Alles und jedes kann zu Daten werden, alle Daten können zu Geld gemacht werden, sich gegen dich wenden oder dir nutzen. Mit dem digitalen Kapitalismus werden auch Bereiche des gesellschaftlichen und privaten Lebens zu Datenkapital, die bisher noch nicht marktförmig gestaltet waren. Der Fortschritt ist im Alltag greifbar und die Dynamik ungebrochen. Das Versprechen ist riesig – ein allwissendes Paradies, wo auf den Wunsch unmittelbar die Erfüllung folgt, ja, Wünsche steuerbar werden, ein Fließen der Grenzen des Machbaren – und wir alle mittendrin, angeschlossen und in Echtzeit vernetzt.
Diese schöne neue Welt hat allerdings einige Untiefen. Die digitale Dynamik ist heute vor allem eine kommerzielle und eine der Sicherheitsdienste. Hier werden weltweit Milliarden investiert, neue Ansätze zuerst massenhaft erprobt. Die Datenmodelle, die Algorithmen, die diese privaten und staatlichen Akteure in Gang setzen, entsprechen den vorgegebenen Zwecken und sind damit notwendigerweise begrenzt. Sie blenden das Unnütze, Störende aus. Die Herrschaft über diese Daten ist alles andere als gemeinschaftlich. Nicht nur die sogenannten sozialen Medien sind als Plattformen autoritär organisiert.

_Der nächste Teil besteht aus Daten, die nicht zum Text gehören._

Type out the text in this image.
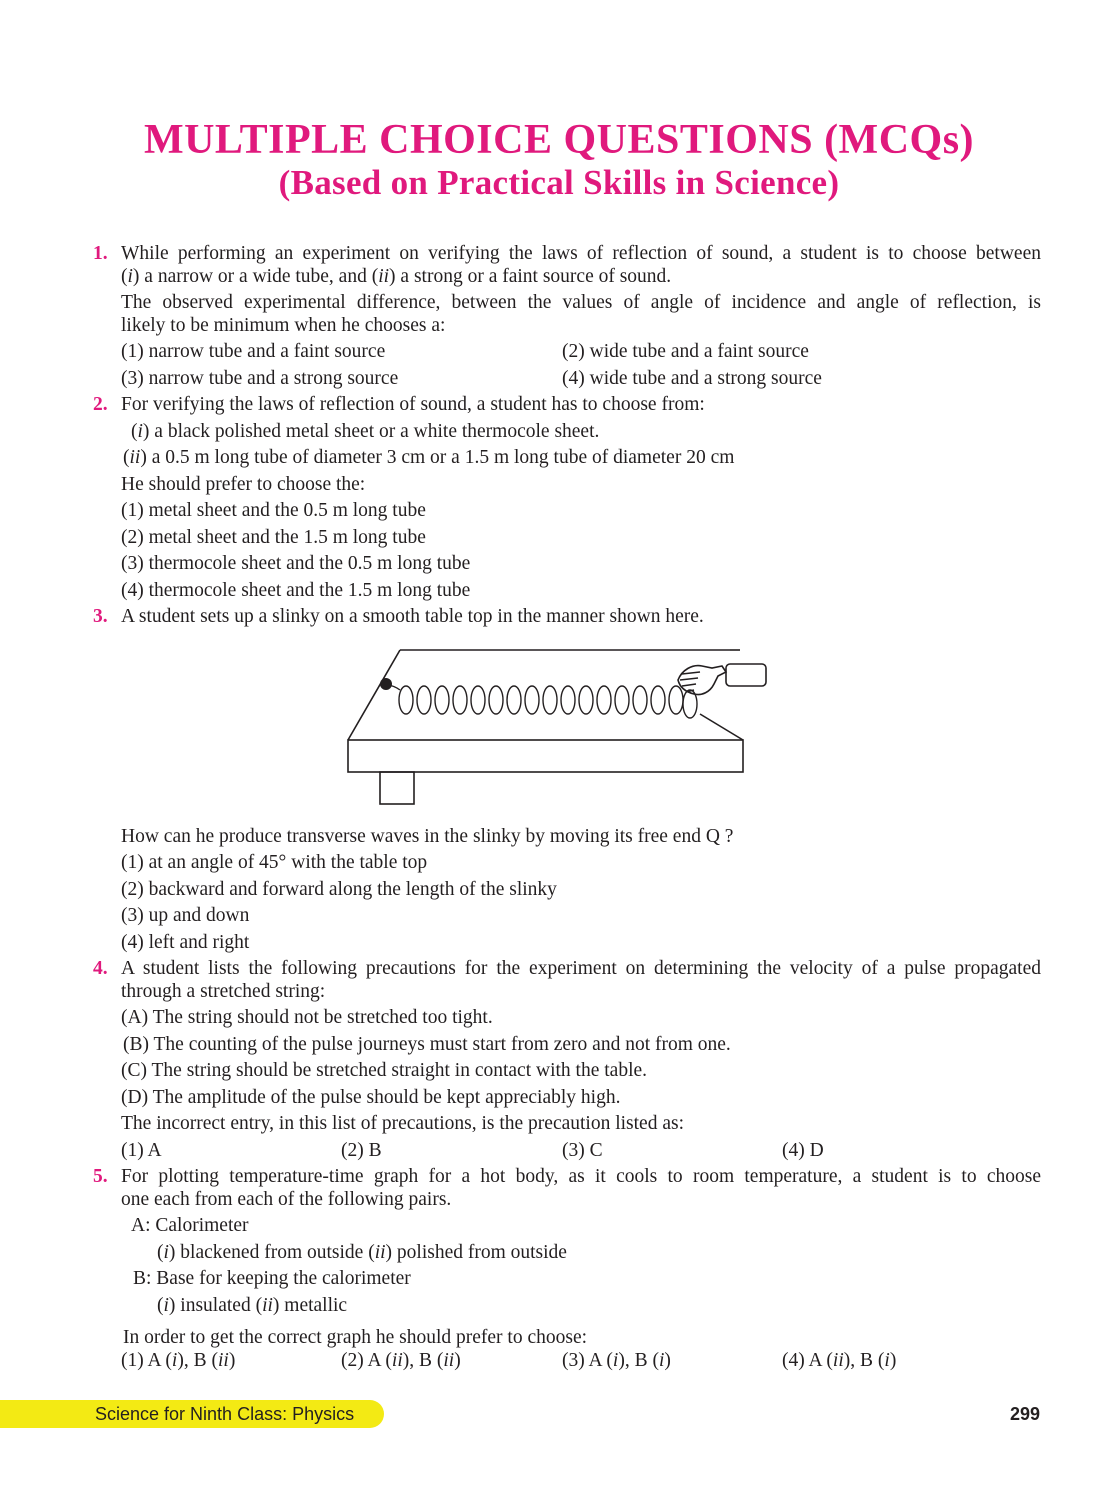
MULTIPLE CHOICE QUESTIONS (MCQs)
(Based on Practical Skills in Science)
1. While performing an experiment on verifying the laws of reflection of sound, a student is to choose between
(i) a narrow or a wide tube, and (ii) a strong or a faint source of sound.
The observed experimental difference, between the values of angle of incidence and angle of reflection, is
likely to be minimum when he chooses a:
(1) narrow tube and a faint source	(2) wide tube and a faint source
(3) narrow tube and a strong source	(4) wide tube and a strong source
2. For verifying the laws of reflection of sound, a student has to choose from:
(i) a black polished metal sheet or a white thermocole sheet.
(ii) a 0.5 m long tube of diameter 3 cm or a 1.5 m long tube of diameter 20 cm
He should prefer to choose the:
(1) metal sheet and the 0.5 m long tube
(2) metal sheet and the 1.5 m long tube
(3) thermocole sheet and the 0.5 m long tube
(4) thermocole sheet and the 1.5 m long tube
3. A student sets up a slinky on a smooth table top in the manner shown here.
How can he produce transverse waves in the slinky by moving its free end Q ?
(1) at an angle of 45° with the table top
(2) backward and forward along the length of the slinky
(3) up and down
(4) left and right
4. A student lists the following precautions for the experiment on determining the velocity of a pulse propagated
through a stretched string:
(A) The string should not be stretched too tight.
(B) The counting of the pulse journeys must start from zero and not from one.
(C) The string should be stretched straight in contact with the table.
(D) The amplitude of the pulse should be kept appreciably high.
The incorrect entry, in this list of precautions, is the precaution listed as:
(1) A	(2) B	(3) C	(4) D
5. For plotting temperature-time graph for a hot body, as it cools to room temperature, a student is to choose
one each from each of the following pairs.
A: Calorimeter
(i) blackened from outside (ii) polished from outside
B: Base for keeping the calorimeter
(i) insulated (ii) metallic
In order to get the correct graph he should prefer to choose:
(1) A (i), B (ii)	(2) A (ii), B (ii)	(3) A (i), B (i)	(4) A (ii), B (i)
Science for Ninth Class: Physics	299
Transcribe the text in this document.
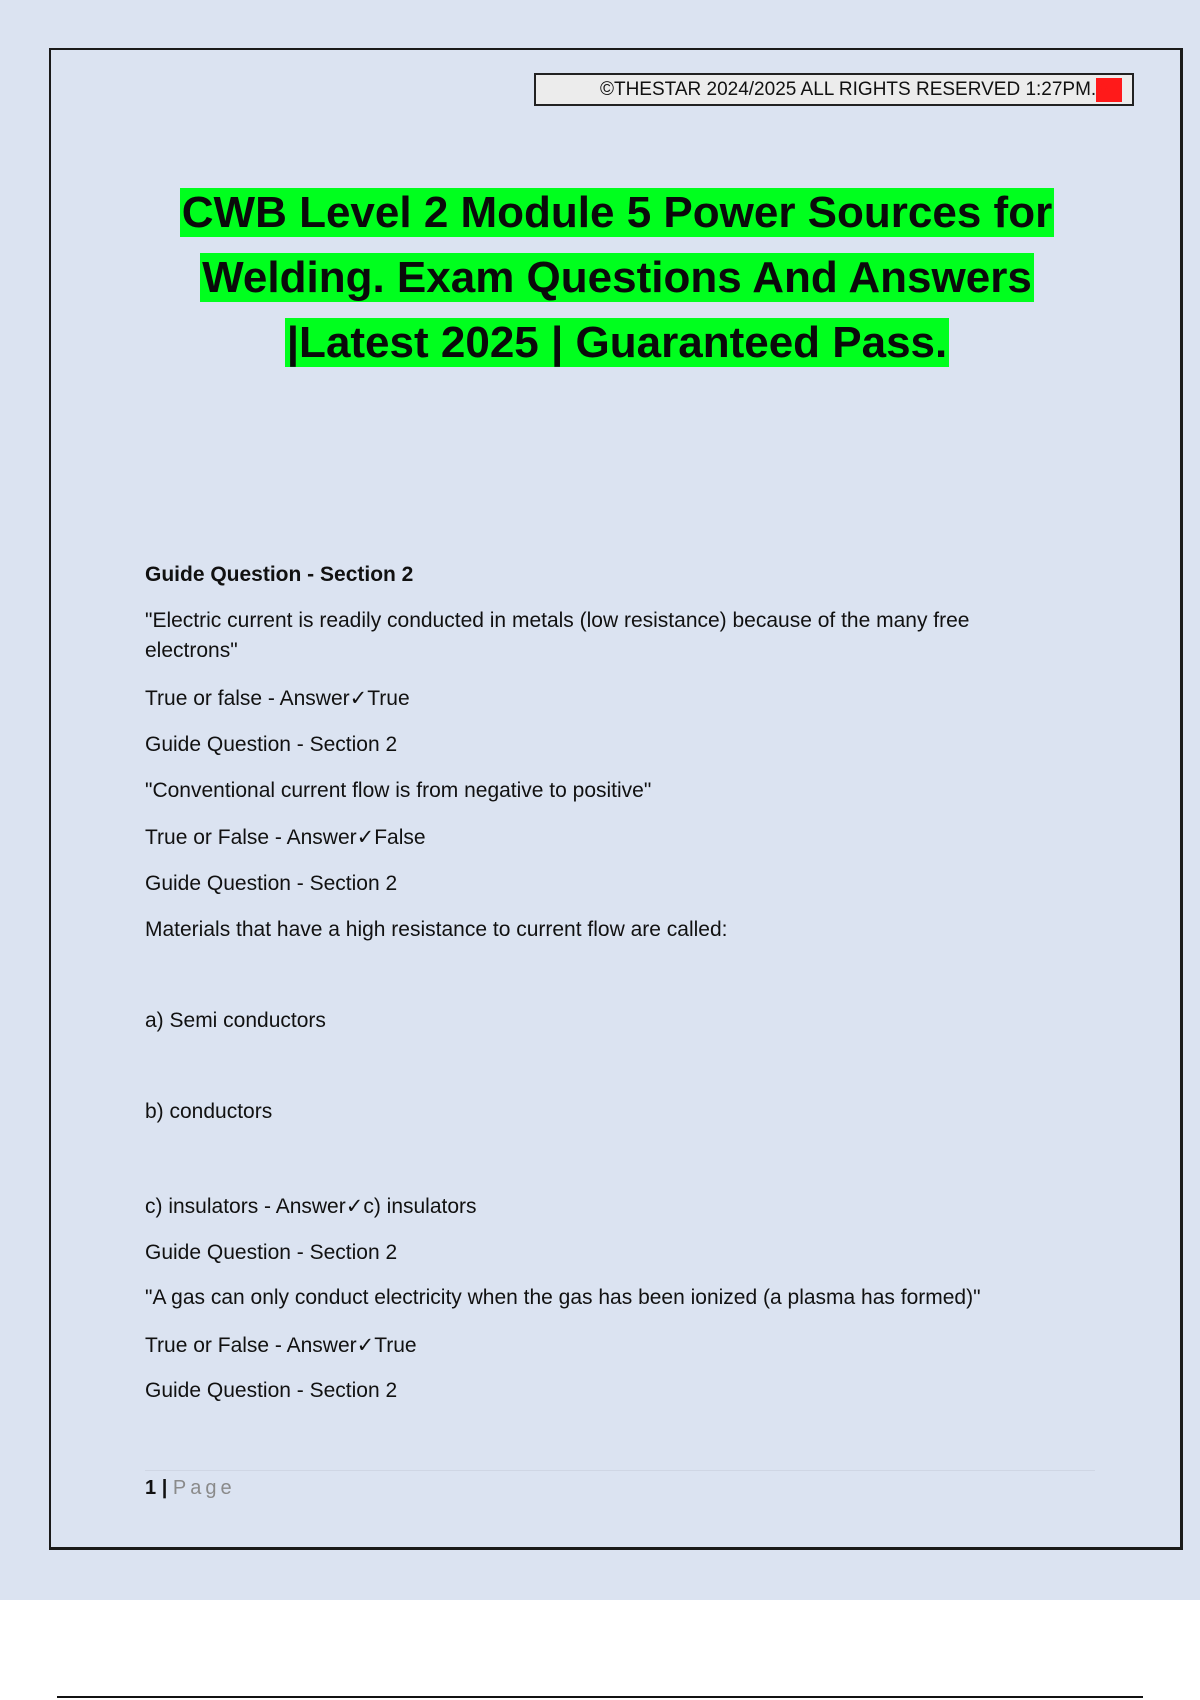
©THESTAR 2024/2025 ALL RIGHTS RESERVED 1:27PM.A+
CWB Level 2 Module 5 Power Sources for
Welding. Exam Questions And Answers
|Latest 2025 | Guaranteed Pass.

Guide Question - Section 2

"Electric current is readily conducted in metals (low resistance) because of the many free

electrons"

True or false - Answer✓True

Guide Question - Section 2

"Conventional current flow is from negative to positive"

True or False - Answer✓False

Guide Question - Section 2

Materials that have a high resistance to current flow are called:

a) Semi conductors

b) conductors

c) insulators - Answer✓c) insulators

Guide Question - Section 2

"A gas can only conduct electricity when the gas has been ionized (a plasma has formed)"

True or False - Answer✓True

Guide Question - Section 2

1 | Page
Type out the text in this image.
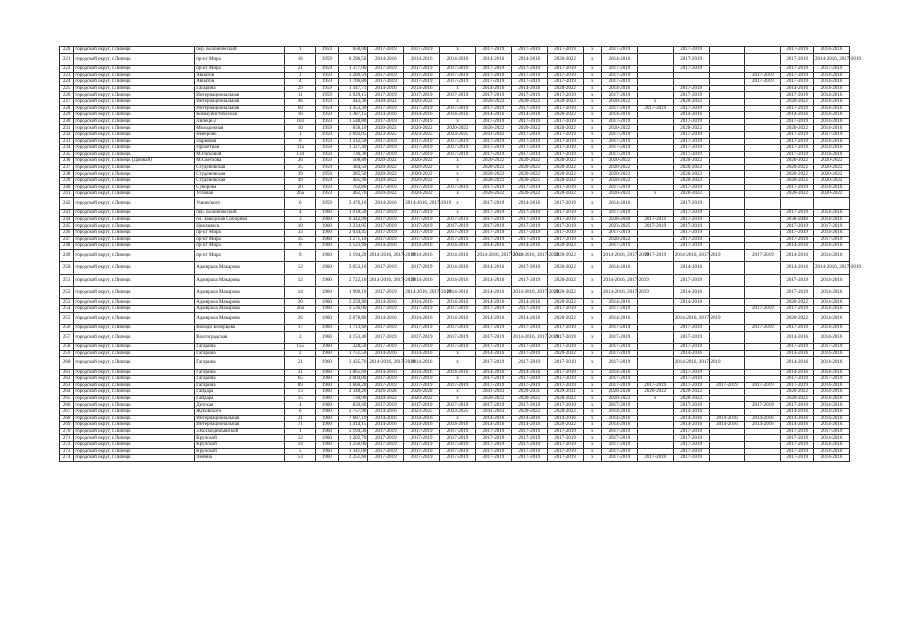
220	городской округ, г.Липецк	пер. Болонический	1	1959	650,00	2017-2019	2017-2019	х	2017-2019	2017-2019	2017-2019	х	2017-2019		2017-2019			2017-2019	2014-2016
221	городской округ, г.Липецк	пр-кт Мира	16	1959	6 296,50	2014-2016	2014-2016	2014-2016	2014-2016	2014-2016	2020-2022	х	2014-2016		2017-2019			2017-2019	2014-2016, 2017-2019
222	городской округ, г.Липецк	пр-кт Мира	21	1959	1 377,00	2017-2019	2017-2019	2017-2019	2017-2019	2017-2019	2017-2019	х	2017-2019		2017-2019			2017-2019	2017-2019
223	городской округ, г.Липецк	Авиатов	2	1959	3 269,59	2017-2019	2017-2019	2017-2019	2017-2019	2017-2019	2017-2019	х	2017-2019				2017-2019	2017-2019	2014-2016
224	городской округ, г.Липецк	Авиатов	4	1959	1 706,80	2017-2019	2017-2019	2017-2019	2017-2019	2017-2019	2017-2019	х	2017-2019				2017-2019	2017-2019	2014-2016
225	городской округ, г.Липецк	Гагарина	29	1959	1 347,73	2014-2016	2014-2016	х	2014-2016	2014-2016	2020-2022	х	2014-2016		2017-2019			2014-2016	2014-2016
226	городской округ, г.Липецк	Интернациональная	11	1959	3 929,15	2017-2019	2017-2019	2017-2019	2017-2019	2017-2019	2017-2019	х	2017-2019		2017-2019			2017-2019	2014-2016
227	городской округ, г.Липецк	Интернациональная	46	1959	442,36	2020-2022	2020-2022	х	2020-2022	2020-2022	2020-2022	х	2020-2022	х	2020-2022			2020-2022	2014-2016
228	городской округ, г.Липецк	Интернациональная	69	1959	1 453,30	2017-2019	2017-2019	2017-2019	2017-2019	2017-2019	2017-2019	х	2017-2019	2017-2019	2017-2019			2017-2019	2014-2016
229	городской округ, г.Липецк	Коммунистическая	16	1959	1 387,15	2014-2016	2014-2016	2014-2016	2014-2016	2014-2016	2020-2022	х	2014-2016		2014-2016			2014-2016	2014-2016
230	городской округ, г.Липецк	Липецк-2	103	1959	1 548,80	2017-2019	2017-2019	х	2017-2019	2017-2019	2017-2019	х	2017-2019		2017-2019			2017-2019	2014-2016
231	городской округ, г.Липецк	Молодежная	10	1959	858,10	2020-2022	2020-2022	2020-2022	2020-2022	2020-2022	2020-2022	х	2020-2022		2020-2022			2020-2022	2014-2016
232	городской округ, г.Липецк	Неверово	1	1959	2 693,05	2023-2025	2023-2025	2023-2025	2041-2043	2017-2019	2017-2019	х	2017-2019		2017-2019			2017-2019	2017-2019
233	городской округ, г.Липецк	Парковая	6	1959	1 332,50	2017-2019	2017-2019	2017-2019	2017-2019	2017-2019	2017-2019	х	2017-2019		2017-2019			2017-2019	2014-2016
234	городской округ, г.Липецк	Пролетная	11а	1959	1 327,49	2017-2019	2017-2019	2017-2019	2017-2019	2017-2019	2017-2019	х	2017-2019		2017-2019			2017-2019	2014-2016
235	городской округ, г.Липецк	М.Расковой	134	1959	736,30	2017-2019	2017-2019	2017-2019	2017-2019	2017-2019	2017-2019	х	2017-2019		2017-2019			2017-2019	2014-2016
236	городской округ, г.Липецк (Дачный)	М.Светлова	26	1959	508,80	2020-2022	2020-2022	х	2020-2022	2020-2022	2020-2022	х	2020-2022		2020-2022			2020-2022	2020-2022
237	городской округ, г.Липецк	Студеновская	35	1959	384,50	2020-2022	2020-2022	х	2020-2022	2020-2022	2020-2022	х	2020-2022		2020-2022			2020-2022	2020-2022
238	городской округ, г.Липецк	Студеновская	39	1959	385,50	2020-2022	2020-2022	х	2020-2022	2020-2022	2020-2022	х	2020-2022		2020-2022			2020-2022	2020-2022
239	городской округ, г.Липецк	Студеновская	49	1959	495,90	2020-2022	2020-2022	х	2020-2022	2020-2022	2020-2022	х	2020-2022		2020-2022			2020-2022	2020-2022
240	городской округ, г.Липецк	Суворова	20	1959	762,80	2017-2019	2017-2019	2017-2019	2017-2019	2017-2019	2017-2019	х	2017-2019		2017-2019			2017-2019	2014-2016
241	городской округ, г.Липецк	Угловая	26а	1959	462,70	2020-2022	2020-2022	х	2020-2022	2020-2022	2020-2022	х	2020-2022	х	2020-2022			2020-2022	2020-2022
242	городской округ, г.Липецк	Ушинского	6	1959	3 470,10	2014-2016	2014-2016, 2017-2019	х	2017-2019	2014-2016	2017-2019	х	2014-2016		2017-2019				
243	городской округ, г.Липецк	пер. Болонический	4	1960	1 018,56	2017-2019	2017-2019	х	2017-2019	2017-2019	2017-2019	х	2017-2019		2017-2019			2017-2019	2014-2016
244	городской округ, г.Липецк	пл. Заводская Соборная	3	1960	6 442,90	2017-2019	2017-2019	2017-2019	2017-2019	2017-2019	2017-2019	х	2038-2040	2017-2019	2017-2019			2038-2040	2014-2016
245	городской округ, г.Липецк	Циолковск.	10	1960	3 234,05	2017-2019	2017-2019	2017-2019	2017-2019	2017-2019	2017-2019	х	2023-2025	2017-2019	2017-2019			2017-2019	2017-2019
246	городской округ, г.Липецк	пр-кт Мира	33	1960	2 034,45	2017-2019	2017-2019	2017-2019	2017-2019	2017-2019	2017-2019	х	2017-2019		2017-2019			2017-2019	2014-2016
247	городской округ, г.Липецк	пр-кт Мира	35	1960	1 271,10	2017-2019	2017-2019	2017-2019	2017-2019	2017-2019	2017-2019	х	2020-2022		2017-2019			2017-2019	2017-2019
248	городской округ, г.Липецк	пр-кт Мира	6	1960	3 123,90	2014-2016	2014-2016	2014-2016	2014-2016	2014-2016	2020-2022	х	2017-2019		2017-2019			2014-2016	2014-2016
249	городской округ, г.Липецк	пр-кт Мира	9	1960	3 194,20	2014-2016, 2017-2019	2014-2016	2014-2016	2014-2016, 2017-2019	2014-2016, 2017-2019	2020-2022	х	2014-2016, 2017-2019	2017-2019	2014-2016, 2017-2019		2017-2019	2014-2016	2014-2016
250	городской округ, г.Липецк	Адмирала Макарова	12	1960	3 053,10	2017-2019	2017-2019	2014-2016	2014-2016	2017-2019	2020-2022	х	2014-2016		2014-2016			2014-2016	2014-2016, 2017-2019
251	городской округ, г.Липецк	Адмирала Макарова	12	1960	2 722,10	2014-2016, 2017-2019	2014-2016	2014-2016	2014-2016	2017-2019	2020-2022	х	2014-2016, 2017-2019		2017-2019			2017-2019	2014-2016
252	городской округ, г.Липецк	Адмирала Макарова	14	1960	1 900,10	2017-2019	2014-2016, 2017-2019	2014-2016	2014-2016	2014-2016, 2017-2019	2020-2022	х	2014-2016, 2017-2019		2014-2016			2017-2019	2014-2016
253	городской округ, г.Липецк	Адмирала Макарова	20	1960	2 259,80	2014-2016	2014-2016	2014-2016	2014-2016	2014-2016	2020-2022	х	2014-2016		2014-2016			2020-2022	2014-2016
254	городской округ, г.Липецк	Адмирала Макарова	20а	1960	3 536,00	2017-2019	2017-2019	2017-2019	2017-2019	2017-2019	2017-2019	х	2017-2019				2017-2019	2017-2019	2014-2016
255	городской округ, г.Липецк	Адмирала Макарова	26	1960	2 678,86	2014-2016	2014-2016	2014-2016	2014-2016	2014-2016	2020-2022	х	2014-2016		2014-2016, 2017-2019			2020-2022	2014-2016
256	городской округ, г.Липецк	Володи Бохерцева	17	1960	1 713,60	2017-2019	2017-2019	2017-2019	2017-2019	2017-2019	2017-2019	х	2017-2019		2017-2019		2017-2019	2017-2019	2014-2016
257	городской округ, г.Липецк	Волгоградская	2	1960	4 153,40	2017-2019	2017-2019	2017-2019	2017-2019	2014-2016, 2017-2019	2017-2019	х	2017-2019		2017-2019			2014-2016	2014-2016
258	городской округ, г.Липецк	Гагарина	155	1960	328,50	2017-2019	2017-2019	2017-2019	2017-2019	2017-2019	2017-2019	х	2017-2019		2017-2019			2017-2019	2017-2019
259	городской округ, г.Липецк	Гагарина	2	1960	1 751,50	2014-2016	2014-2016	х	2014-2016	2017-2019	2020-2022	х	2017-2019		2014-2016			2014-2016	2014-2016
260	городской округ, г.Липецк	Гагарина	21	1960	3 435,70	2014-2016, 2017-2019	2014-2016	х	2017-2019	2017-2019	2017-2019	х	2017-2019		2014-2016, 2017-2019			2014-2016	2014-2016
261	городской округ, г.Липецк	Гагарина	31	1960	1 865,69	2014-2016	2014-2016	2014-2016	2014-2016	2014-2016	2017-2019	х	2014-2016		2017-2019			2014-2016	2014-2016
262	городской округ, г.Липецк	Гагарина	65	1960	3 004,00	2017-2019	2017-2019	х	2017-2019	2017-2019	2017-2019	х	2017-2019		2017-2019			2017-2019	2017-2019
263	городской округ, г.Липецк	Гагарина	89	1960	1 666,20	2017-2019	2017-2019	2017-2019	2017-2019	2017-2019	2017-2019	х	2017-2019	2017-2019	2017-2019	2017-2019	2017-2019	2017-2019	2014-2016
264	городской округ, г.Липецк	Гайдара	13	1960	2 348,20	2026-2028	2026-2028	х	2041-2043	2029-2031	2029-2031	х	2026-2028	2020-2022	2020-2022			2020-2022	2014-2016
265	городской округ, г.Липецк	Гайдара	15	1960	730,00	2020-2022	2020-2022	х	2020-2022	2020-2022	2020-2022	х	2020-2022	х	2020-2022			2020-2022	2014-2016
266	городской округ, г.Липецк	Детская	4	1960	850,60	2017-2019	2017-2019	2017-2019	2017-2019	2017-2019	2017-2019	х	2017-2019		2017-2019		2017-2019	2017-2019	2014-2016
267	городской округ, г.Липецк	Жуковского	6	1960	2 757,90	2014-2016	2023-2025	2023-2025	2041-2043	2020-2022	2020-2022	х	2014-2016		2014-2016			2014-2016	2014-2016
268	городской округ, г.Липецк	Интернациональная	21	1960	7 687,10	2014-2016	2014-2016	х	2014-2016	2014-2016	2014-2016	х	2014-2016		2014-2016	2014-2016	2014-2016	2014-2016	2014-2016
269	городской округ, г.Липецк	Интернациональная	71	1960	1 414,15	2014-2016	2014-2016	2014-2016	2014-2016	2014-2016	2020-2022	х	2014-2016		2014-2016	2014-2016	2014-2016	2014-2016	2014-2016
270	городской округ, г.Липецк	З.Космодемьянской	1	1960	3 194,30	2017-2019	2017-2019	2017-2019	2017-2019	2017-2019	2017-2019	х	2017-2019		2017-2019			2017-2019	2017-2019
271	городской округ, г.Липецк	Крупской	12	1960	1 202,70	2017-2019	2017-2019	2017-2019	2017-2019	2017-2019	2017-2019	х	2017-2019		2017-2019			2017-2019	2014-2016
272	городской округ, г.Липецк	Крупской	14	1960	1 256,00	2017-2019	2017-2019	2017-2019	2017-2019	2017-2019	2017-2019	х	2017-2019		2017-2019			2017-2019	2014-2016
273	городской округ, г.Липецк	Крупской	5	1960	1 341,00	2017-2019	2017-2019	2017-2019	2017-2019	2017-2019	2017-2019	х	2017-2019		2017-2019			2017-2019	2014-2016
274	городской округ, г.Липецк	Ленина	53	1960	2 251,60	2017-2019	2017-2019	2017-2019	2017-2019	2017-2019	2017-2019	х	2017-2019	2017-2019	2017-2019			2017-2019	2014-2016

Einige wenige entscheiden in den Machtzentralen der Konzerne und Geheimdienste, womit es Millionen und Milliarden User zu tun bekommen. Widerspruch ist mühselig und oft folgenlos. Und wehe, du fällst durch das Raster oder wirst verdächtig. Da helfen dann auch Taktiken des privaten Datenschutzes kaum weiter.
Der Glaube an die Verlässlichkeit und Neutralität der Algorithmen ist allerdings noch weit verbreitet, er kann zur Falle werden. Die Kehrseite der Konsumentenseligkeit ist die Abgabe von Verantwortung, die Einschränkung der persönlichen Freiheit und eine kulturelle Verengung, letztlich ein neuer Untertanen- geist als Schicksalsglaube an den von oben kommenden digitalen Fortschritt. Wohin die autoritäre Welt der Daten führen kann, zeigen Versuche der totalen Kontrolle in China. Sie sind viel weniger exotisch, als wir uns vormachen – in den medienkulturellen und populistischen Trends ist das auch im Westen schon angelegt. Dagegen gilt es, die freie gesellschaftliche Souveränität über die Daten neu zu erfinden, zeitgemäße Formen der Anwendungen und der Regulierungen zu erstreiten. Erste Erfahrungen gibt es bereits, zum Beispiel in einigen Städten und bei verschiedenen Initiativen auch zivilgesellschaftlicher Akteure. Es gibt aber nach wie vor weite Bereiche der Wirklichkeit und der kollektiven Intelligenz, die sich in den vorherrschenden Anwendungen nicht wiederfinden.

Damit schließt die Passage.